De leden van de VVD-fractie meenden dat de aanleiding voor het voorstel van de regering gelet op de verwijzing in de memorie van toelichting naar de deelname aan permanente NAVO-eskaders, meer gelegen was in het internationale aspect dan in de financiële argumenten. Wij merken op dat wij in de toelichting slechts hebben willen aangeven dat een dergelijke deelname ook tot het optreden in internationaal verband moet worden gerekend. Daarvan is gezegd dat in de aanwezigheid van financiële toeslagen op de wedde van de militairen die deelnemen aan een dergelijke operatie de regering aanleiding ziet tot aanwending van de betreffende geldboetebepaling.

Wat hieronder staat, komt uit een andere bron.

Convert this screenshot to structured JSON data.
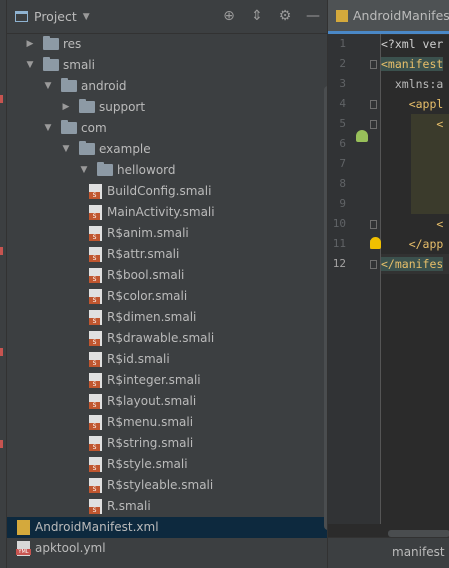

De leden van de D66-fractie meenden dat het lastig blijft om een exact verband aan te geven tussen strafmaat en de repressieve werking die daarvan uitgaat. Het is logisch dat een strafmaat zonder impact onwenselijk is, maar in hoeverre geeft de gewijzigde personele samenstelling van de krijgsmacht aanleiding tot het herzien van strafmaten en het eventueel vervangen van de geldboete door een andere strafsoort, zo vroegen deze leden, en hoe wordt de wenselijkheid van het opleggen van taakstraffen beoordeeld.

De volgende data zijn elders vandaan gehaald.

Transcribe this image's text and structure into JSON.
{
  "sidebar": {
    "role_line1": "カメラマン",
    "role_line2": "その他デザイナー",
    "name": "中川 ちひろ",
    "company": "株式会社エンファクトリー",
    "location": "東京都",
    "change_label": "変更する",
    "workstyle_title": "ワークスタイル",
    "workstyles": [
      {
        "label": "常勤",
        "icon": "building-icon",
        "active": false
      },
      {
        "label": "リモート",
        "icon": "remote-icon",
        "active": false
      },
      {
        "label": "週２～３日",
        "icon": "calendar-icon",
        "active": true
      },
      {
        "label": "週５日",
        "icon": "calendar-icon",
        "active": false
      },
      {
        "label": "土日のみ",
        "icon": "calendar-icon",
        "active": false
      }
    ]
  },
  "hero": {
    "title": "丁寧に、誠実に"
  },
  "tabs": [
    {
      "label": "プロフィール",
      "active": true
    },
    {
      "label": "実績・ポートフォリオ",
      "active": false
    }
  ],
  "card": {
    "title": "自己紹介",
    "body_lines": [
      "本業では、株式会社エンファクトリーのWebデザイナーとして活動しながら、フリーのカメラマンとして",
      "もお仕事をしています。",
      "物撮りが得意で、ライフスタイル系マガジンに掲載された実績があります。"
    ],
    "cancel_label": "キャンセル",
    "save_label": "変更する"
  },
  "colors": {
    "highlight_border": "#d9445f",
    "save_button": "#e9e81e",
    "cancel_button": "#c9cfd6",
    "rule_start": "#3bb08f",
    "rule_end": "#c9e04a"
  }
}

Het militair straf- en tuchtrecht moeten in relatie tot elkaar worden beschouwd, in die zin dat voor geringe vergrijpen het tuchtrecht beperkte sancties kent en dat bij het begaan van strafbare feiten het (militair) strafrecht dient te worden toegepast. De gewijzigde samenstelling van de krijgsmacht verandert niets ten aanzien van dit uitgangspunt. Het vervangen van de sanctie van geldboete door een andere strafsoort is, gelet op het rapport van de Evaluatiecommissie, niet nodig en onwenselijk. In de incidenten die zich hebben voorgedaan ziet de regering geen aanleiding om anders te oordelen. Het militair tuchtrecht kent reeds de sanctie van strafdienst. Gezien de aard van deze straf en de vrijheid die de commandant heeft om deze straf in te vullen, zijn wij van mening dat de strafdienst kan worden gezien als de taakstraf van het tuchtrecht.

Artikel 48, zevende lid

De leden van de VVD-fractie gaven te kennen met betrekking tot de verdubbeling van het maximum aantal dagen uitgaansverbod in geval van recidive bij ongeoorloofde afwezigheid, begrepen te hebben dat deze strafsoort bij verdubbeling beter zal werken. Zij vernamen graag een reactie op de constatering dat, wanneer het inderdaad zo is dat de straf «uitgaansverbod» zo effectief is, het dan ook voor de hand ligt te overwegen het maximum in algemene zin, dus zonder de voorwaarde van recidive, te verhogen van bijvoorbeeld 4 naar 6 dagen en verdubbeling daarvan bij recidive.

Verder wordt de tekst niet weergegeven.